In this study, red-on-blue stimulus was employed according to the ISCEV extended protocol for PhNR21, because it is more sensitive and specific than white-on-white stimulus or blue-on-yellow stimulus27,28. Recently, PhNR has been recognized as having two classifications: PhNR1 as the trough after the b-wave and before i-wave and PhNR2 as the trough after the i-wave. To date, PhNR2 is traditionally regarded as the PhNR commonly used, and red-on-blue stimulus is appropriate for measuring PhNR228. We adapted PhNR2 with red-on-blue stimulus in this study.

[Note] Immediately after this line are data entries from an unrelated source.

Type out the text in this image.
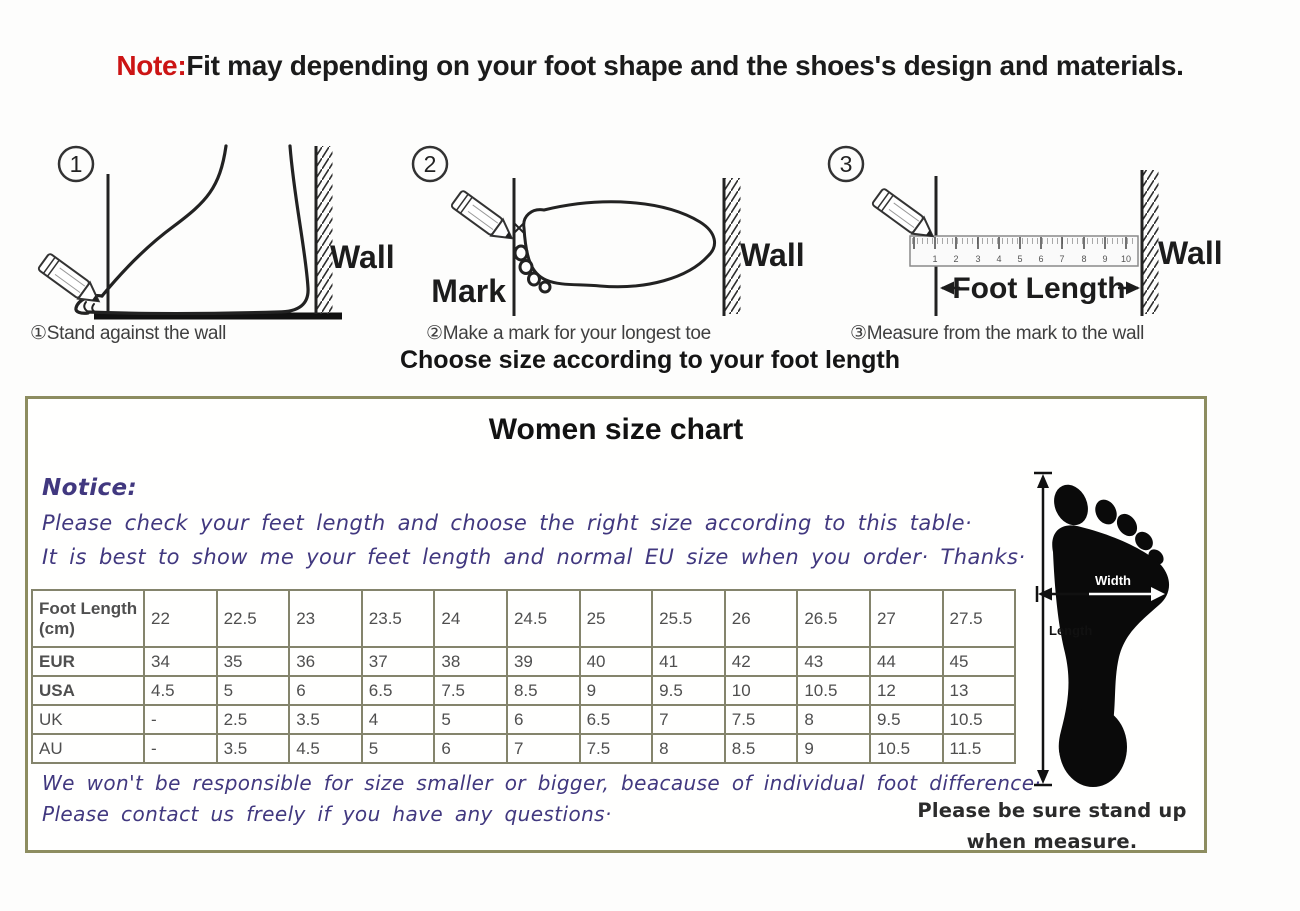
Note:Fit may depending on your foot shape and the shoes's design and materials.
1
Wall
①Stand against the wall
2
Mark
Wall
②Make a mark for your longest toe
3
1 2 3 4 5 6 7 8 9 10 Wall
Foot Length
③Measure from the mark to the wall
Choose size according to your foot length
Women size chart
Notice:
Please check your feet length and choose the right size according to this table·
It is best to show me your feet length and normal EU size when you order· Thanks·
Foot Length (cm)	22	22.5	23	23.5	24	24.5	25	25.5	26	26.5	27	27.5
EUR	34	35	36	37	38	39	40	41	42	43	44	45
USA	4.5	5	6	6.5	7.5	8.5	9	9.5	10	10.5	12	13
UK	-	2.5	3.5	4	5	6	6.5	7	7.5	8	9.5	10.5
AU	-	3.5	4.5	5	6	7	7.5	8	8.5	9	10.5	11.5
Width
Length
We won't be responsible for size smaller or bigger, beacause of individual foot difference·
Please contact us freely if you have any questions·	Please be sure stand up when measure.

One of the limitations in this study is inclusion of a small number of participants. To the best of our knowledge, we performed the first study that investigated intereye structure–function relationship with PhNR. Intereye comparison has a strength because it is independent of individual variation such as age or systemic vascular diseases, which could affect glaucomatous damage. However, intereye comparison has a limitation in advanced stage of glaucoma when present in both eyes. In this study, the average MD of worse eyes was − 4.4 dB. The results from our study were confined to patients with asymmetric glaucoma without bilateral advanced glaucoma. Although PhNR performed favorably in structure–function relationship, the amplitude of PhNR form in full-field photopic ERG might be limited to visualization of focal RGC dysfunction. Further research is needed to investigate if multifocal PhNR could be used combined with full field PhNR or independently in detection of presence or progression of glaucoma29.

In conclusion, intereye structure–function relationship was favorably assessed with PhNR amplitude in patients with suspected glaucoma or relatively early-stage glaucoma. PhNR evaluation might be employed as a supplementary tool in the assessment of visual function when RNFL loss is not evident in SAP. Further studies are required to evaluate the diagnostic ability of intereye differences of PhNR for early detection of glaucoma and in prediction of glaucoma progression.